In its fourth decade, Shattered Globe remains at the apex of its powers in terms of can’t-look-away storytelling in the service of productions that feel acutely, unnervingly timely, even when they’re period pieces.
Director Louis Contey clearly establishes “A View From the Bridge” as a period piece in the fiery staging running through Oct. 21 in a Shattered Globe production at Theater Wit. The visual cues are immediate in in costume designer Jessica Gowens’ 1950s house dresses and workwear.
But the show also has a universal feel thanks in part to Shayna Patel’s set design, which indicates the neighborhood and docks of the then working-class Red Hook Brooklyn, partially through massive drapes of roping.
As the dialogue makes immediately clear, Red Hook is a neighborhood of recent immigrants, some legal, some not. Shattered Globe’s Red Hook captures a blistering, gut-punching tragedy of new Italian arrivals desperate for work and in constant peril of being discovered and deported.
Contey’s “A View From the Bridge” also carries an ominous mantle of Greek tragedy about it. This is a story that’s at once highly specific to 1950s New York City and as ancient and archetypal as the fall of the house of Atreus. In John Judd’s world-weary, philosophical narration as the Red Hook lawyer Alfiere, “Bridge” has a Greek one-man chorus of immediate accessibility.

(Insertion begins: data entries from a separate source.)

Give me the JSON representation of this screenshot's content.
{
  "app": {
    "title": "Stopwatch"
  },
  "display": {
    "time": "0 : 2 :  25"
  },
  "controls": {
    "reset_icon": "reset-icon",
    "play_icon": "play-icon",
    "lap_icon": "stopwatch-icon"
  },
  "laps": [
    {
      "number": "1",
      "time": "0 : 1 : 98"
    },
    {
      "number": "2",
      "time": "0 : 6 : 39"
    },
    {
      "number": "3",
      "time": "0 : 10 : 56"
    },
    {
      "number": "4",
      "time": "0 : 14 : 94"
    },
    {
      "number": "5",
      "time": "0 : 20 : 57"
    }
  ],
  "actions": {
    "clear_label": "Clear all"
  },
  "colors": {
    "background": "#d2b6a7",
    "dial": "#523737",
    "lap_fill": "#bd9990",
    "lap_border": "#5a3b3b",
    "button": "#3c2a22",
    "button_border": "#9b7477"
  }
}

The Carbone family is at the heart of “View From the Bridge”: Eddie Carbone (Scott Aiello) works the docks to support his wife Beatrice (Eileen Niccolai) and their niece Catherine (Isabelle Muthiah, heart-breaking as she morphs from childish joy to devastated defiance), who the Carbones have raised as their own daughter. Initially, the three seem like a solid, healthy family.
But before the first few scenes are out, Eddie’s doting relationship with teenage Catherine starts to feel off. Eddie’s hyper-protective scrutiny of her “wavey” walk veers into creepy, possessive obsession. His eyes follow her too long as she leaves the room. He’s furious when she gets a terrific job opportunity, apoplectic at the notion of her dating. Aiello keeps Eddie’s confused, seething emotions barely contained, but he’s a coal-eyed powderkeg from the start.

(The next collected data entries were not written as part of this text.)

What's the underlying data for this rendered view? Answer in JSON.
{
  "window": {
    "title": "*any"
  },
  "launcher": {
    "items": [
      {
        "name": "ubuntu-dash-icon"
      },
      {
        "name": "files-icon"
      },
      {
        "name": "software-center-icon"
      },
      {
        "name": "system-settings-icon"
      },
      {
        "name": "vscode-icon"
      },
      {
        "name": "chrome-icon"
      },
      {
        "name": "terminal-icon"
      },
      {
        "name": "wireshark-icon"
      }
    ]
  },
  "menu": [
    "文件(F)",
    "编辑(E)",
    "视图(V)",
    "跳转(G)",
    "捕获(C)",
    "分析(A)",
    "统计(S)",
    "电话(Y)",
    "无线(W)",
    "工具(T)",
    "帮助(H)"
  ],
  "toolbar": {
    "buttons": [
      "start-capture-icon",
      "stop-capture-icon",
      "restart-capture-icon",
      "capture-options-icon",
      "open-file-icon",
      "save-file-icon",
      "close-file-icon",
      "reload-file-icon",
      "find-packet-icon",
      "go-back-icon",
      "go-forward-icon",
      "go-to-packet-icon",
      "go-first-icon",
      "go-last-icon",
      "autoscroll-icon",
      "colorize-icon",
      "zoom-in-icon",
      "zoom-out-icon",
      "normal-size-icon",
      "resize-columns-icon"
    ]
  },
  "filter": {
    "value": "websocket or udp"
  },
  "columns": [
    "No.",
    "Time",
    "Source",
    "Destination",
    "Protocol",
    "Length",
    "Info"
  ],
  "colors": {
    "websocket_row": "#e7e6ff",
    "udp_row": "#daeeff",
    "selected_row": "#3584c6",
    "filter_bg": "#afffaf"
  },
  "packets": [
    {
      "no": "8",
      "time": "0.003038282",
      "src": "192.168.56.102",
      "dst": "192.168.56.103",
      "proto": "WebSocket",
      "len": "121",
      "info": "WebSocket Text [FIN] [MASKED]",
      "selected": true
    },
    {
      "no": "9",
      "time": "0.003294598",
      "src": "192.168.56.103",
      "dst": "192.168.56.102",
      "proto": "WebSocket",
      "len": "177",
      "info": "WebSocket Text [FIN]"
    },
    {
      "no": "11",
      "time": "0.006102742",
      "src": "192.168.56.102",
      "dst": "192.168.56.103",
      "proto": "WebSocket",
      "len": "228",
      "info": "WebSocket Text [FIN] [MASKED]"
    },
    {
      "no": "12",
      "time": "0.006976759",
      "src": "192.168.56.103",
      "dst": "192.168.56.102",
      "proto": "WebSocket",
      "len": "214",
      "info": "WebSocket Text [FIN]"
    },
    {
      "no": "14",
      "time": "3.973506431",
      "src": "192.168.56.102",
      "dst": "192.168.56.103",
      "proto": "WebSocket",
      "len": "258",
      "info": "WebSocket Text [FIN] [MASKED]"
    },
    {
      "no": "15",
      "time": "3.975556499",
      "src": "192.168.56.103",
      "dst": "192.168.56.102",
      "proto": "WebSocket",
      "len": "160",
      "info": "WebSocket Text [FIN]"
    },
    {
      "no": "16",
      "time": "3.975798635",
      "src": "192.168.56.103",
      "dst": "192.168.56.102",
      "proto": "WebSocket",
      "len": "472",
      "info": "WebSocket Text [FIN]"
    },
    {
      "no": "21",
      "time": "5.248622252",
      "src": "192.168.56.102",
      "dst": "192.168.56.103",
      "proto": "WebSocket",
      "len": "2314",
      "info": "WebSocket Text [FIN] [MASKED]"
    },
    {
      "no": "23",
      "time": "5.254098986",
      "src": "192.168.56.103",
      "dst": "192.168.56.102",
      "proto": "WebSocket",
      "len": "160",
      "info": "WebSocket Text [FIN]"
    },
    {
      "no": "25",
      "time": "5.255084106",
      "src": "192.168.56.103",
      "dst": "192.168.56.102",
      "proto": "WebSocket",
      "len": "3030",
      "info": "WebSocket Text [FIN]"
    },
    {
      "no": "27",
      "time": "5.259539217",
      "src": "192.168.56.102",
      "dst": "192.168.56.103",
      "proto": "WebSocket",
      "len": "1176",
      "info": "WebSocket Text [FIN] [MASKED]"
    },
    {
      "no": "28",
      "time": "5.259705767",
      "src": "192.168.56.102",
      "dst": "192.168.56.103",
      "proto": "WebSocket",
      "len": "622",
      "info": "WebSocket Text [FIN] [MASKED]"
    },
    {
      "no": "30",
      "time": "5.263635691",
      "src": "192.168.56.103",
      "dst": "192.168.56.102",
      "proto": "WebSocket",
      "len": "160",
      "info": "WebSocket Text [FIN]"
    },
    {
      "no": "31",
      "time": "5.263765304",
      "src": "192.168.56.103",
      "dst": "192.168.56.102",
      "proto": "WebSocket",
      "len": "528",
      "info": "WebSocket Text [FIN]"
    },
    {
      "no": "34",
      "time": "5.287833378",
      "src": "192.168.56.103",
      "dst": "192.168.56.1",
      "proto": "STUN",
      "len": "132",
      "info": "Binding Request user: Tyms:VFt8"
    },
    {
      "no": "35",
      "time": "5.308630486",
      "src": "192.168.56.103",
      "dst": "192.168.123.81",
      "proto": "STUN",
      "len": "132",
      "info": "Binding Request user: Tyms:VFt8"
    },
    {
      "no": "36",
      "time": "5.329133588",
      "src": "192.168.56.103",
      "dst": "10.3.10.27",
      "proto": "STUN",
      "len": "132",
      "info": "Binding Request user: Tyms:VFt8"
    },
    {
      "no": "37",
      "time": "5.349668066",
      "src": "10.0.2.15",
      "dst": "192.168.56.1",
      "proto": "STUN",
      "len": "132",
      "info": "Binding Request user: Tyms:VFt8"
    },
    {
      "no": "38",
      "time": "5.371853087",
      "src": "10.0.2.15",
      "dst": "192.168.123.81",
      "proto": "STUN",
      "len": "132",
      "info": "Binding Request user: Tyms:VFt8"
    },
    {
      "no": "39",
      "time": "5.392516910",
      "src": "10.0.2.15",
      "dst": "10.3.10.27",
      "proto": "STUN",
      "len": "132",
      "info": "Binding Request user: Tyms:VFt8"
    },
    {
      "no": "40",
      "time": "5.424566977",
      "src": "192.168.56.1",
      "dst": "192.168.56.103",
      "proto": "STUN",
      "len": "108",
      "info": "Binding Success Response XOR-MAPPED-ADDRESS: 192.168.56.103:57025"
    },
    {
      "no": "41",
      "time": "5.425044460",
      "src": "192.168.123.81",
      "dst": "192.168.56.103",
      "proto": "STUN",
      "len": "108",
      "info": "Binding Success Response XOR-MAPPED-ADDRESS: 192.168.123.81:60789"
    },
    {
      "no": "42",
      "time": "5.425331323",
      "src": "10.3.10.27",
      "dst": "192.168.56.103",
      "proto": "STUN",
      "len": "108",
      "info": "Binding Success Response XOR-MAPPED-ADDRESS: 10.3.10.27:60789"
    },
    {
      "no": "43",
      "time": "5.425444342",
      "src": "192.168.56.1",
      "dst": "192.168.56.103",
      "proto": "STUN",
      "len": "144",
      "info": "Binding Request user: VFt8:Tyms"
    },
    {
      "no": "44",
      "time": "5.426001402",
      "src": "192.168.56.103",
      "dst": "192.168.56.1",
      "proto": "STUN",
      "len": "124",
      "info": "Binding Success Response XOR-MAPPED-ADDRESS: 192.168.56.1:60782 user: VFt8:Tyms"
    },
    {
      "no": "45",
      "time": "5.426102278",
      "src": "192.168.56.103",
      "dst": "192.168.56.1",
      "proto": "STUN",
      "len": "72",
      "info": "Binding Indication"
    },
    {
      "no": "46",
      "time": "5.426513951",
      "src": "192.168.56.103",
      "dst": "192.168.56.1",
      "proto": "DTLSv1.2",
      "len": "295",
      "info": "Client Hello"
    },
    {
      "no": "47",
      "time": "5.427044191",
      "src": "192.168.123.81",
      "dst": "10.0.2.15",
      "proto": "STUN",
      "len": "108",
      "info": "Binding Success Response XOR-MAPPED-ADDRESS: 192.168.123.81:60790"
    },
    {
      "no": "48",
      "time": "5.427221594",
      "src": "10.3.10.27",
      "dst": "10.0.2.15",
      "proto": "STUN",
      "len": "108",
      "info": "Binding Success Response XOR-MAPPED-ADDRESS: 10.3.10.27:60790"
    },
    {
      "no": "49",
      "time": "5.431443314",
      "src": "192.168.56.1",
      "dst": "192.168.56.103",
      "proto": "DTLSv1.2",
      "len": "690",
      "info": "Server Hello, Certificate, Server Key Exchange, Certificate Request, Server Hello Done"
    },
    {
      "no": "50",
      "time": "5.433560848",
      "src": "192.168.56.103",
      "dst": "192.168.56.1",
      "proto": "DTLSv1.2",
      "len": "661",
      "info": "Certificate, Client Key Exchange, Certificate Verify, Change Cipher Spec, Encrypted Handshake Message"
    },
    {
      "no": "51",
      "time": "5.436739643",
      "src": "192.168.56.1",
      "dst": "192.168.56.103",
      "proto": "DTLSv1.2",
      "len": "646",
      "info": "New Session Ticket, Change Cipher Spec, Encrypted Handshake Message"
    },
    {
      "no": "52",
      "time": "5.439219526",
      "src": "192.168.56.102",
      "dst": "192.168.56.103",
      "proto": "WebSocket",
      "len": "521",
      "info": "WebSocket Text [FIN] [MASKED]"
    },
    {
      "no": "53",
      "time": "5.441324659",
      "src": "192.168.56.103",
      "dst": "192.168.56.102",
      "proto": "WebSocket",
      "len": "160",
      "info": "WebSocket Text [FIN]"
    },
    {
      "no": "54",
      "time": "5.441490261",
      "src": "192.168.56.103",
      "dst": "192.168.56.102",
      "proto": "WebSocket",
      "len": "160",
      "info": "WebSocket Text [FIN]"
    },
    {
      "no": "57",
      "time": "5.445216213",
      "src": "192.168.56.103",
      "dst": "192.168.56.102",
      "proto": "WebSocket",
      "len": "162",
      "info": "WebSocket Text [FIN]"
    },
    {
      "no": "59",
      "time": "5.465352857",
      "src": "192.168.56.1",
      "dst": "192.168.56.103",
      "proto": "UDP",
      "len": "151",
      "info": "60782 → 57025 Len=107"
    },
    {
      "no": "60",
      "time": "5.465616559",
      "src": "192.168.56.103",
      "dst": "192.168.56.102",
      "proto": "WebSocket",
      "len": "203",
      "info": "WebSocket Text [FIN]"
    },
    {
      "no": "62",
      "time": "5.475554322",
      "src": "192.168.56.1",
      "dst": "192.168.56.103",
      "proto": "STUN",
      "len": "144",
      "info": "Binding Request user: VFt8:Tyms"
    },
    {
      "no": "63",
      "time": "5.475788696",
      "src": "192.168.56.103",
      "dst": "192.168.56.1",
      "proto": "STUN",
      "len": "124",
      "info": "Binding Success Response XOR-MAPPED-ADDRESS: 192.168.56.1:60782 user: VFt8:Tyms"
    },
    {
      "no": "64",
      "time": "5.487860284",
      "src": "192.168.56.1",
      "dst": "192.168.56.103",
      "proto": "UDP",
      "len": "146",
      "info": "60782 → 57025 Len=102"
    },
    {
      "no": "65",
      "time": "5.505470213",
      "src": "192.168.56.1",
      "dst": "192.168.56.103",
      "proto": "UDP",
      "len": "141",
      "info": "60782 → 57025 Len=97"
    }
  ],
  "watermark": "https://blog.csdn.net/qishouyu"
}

Watching with dawning horror and equal parts rage and despair, is Beatrice. Niccolai’s terse, end-of-her-rope performance is masterclass in filling even the smallest gesture with a firestorm of anguished subtext.
It’s a tense atmosphere that only grows more tense when the Carbones take in a pair of “submarines,” aka illegal immigrants. Marco (Mike Cherry, who closes out the first act with a towering moment that will send chills down your spine) is a stoic family man, dutifully sending his wages home. His brother Rodolpho (a joyously charismatic Harrison Weger) sings at the dockyards and knows how to sew — both traits that have Eddie ominously growling “he ain’t right.” When Rudolpho starts romancing Catherine, Eddie’s fury turns rancid, irrational and dangerous.

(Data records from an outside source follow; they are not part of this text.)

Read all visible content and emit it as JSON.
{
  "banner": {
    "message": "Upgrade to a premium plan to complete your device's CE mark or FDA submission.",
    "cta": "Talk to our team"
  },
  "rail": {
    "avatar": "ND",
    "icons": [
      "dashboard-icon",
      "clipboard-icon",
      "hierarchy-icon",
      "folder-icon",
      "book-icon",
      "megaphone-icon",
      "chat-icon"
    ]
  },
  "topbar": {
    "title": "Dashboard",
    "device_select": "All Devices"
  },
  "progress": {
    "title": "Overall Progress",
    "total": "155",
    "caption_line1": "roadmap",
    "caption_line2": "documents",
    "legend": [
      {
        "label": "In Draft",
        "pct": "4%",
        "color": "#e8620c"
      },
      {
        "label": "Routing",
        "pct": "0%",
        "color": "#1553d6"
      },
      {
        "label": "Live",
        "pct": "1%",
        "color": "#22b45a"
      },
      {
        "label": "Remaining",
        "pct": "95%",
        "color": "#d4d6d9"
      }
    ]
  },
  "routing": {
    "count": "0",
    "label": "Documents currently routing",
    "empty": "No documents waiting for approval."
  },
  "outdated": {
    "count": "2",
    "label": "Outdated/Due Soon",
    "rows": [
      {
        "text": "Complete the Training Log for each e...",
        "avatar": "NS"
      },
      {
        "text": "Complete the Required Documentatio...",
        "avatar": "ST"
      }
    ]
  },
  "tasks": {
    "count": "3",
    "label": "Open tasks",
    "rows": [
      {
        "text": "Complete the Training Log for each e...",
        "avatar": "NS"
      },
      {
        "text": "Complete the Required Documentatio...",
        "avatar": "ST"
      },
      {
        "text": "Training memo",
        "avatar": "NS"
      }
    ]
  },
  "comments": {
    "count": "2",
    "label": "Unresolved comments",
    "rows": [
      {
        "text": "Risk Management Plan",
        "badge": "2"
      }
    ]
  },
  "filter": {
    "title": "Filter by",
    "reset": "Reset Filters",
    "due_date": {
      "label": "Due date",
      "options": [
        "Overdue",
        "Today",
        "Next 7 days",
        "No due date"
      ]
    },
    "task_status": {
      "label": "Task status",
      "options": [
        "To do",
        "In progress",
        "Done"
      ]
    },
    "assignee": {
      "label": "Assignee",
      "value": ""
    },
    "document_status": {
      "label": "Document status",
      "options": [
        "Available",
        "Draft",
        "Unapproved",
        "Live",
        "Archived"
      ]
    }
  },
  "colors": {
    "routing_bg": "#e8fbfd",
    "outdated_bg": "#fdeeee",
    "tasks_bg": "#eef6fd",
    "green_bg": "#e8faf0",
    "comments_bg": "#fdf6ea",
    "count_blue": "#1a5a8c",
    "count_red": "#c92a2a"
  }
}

It falls to Judd’s compassionate, philosophical attorney to draw out any larger meetings from the tragedy that ultimately destroys some of the denizens of “A View From the Bridge.”
And in the end, there is no neat moral to be drawn from Miller’s splintering, messy tragedy. Moral or no, Shattered Globe gives it the immediacy of immigration issues that are playing out right here, right now.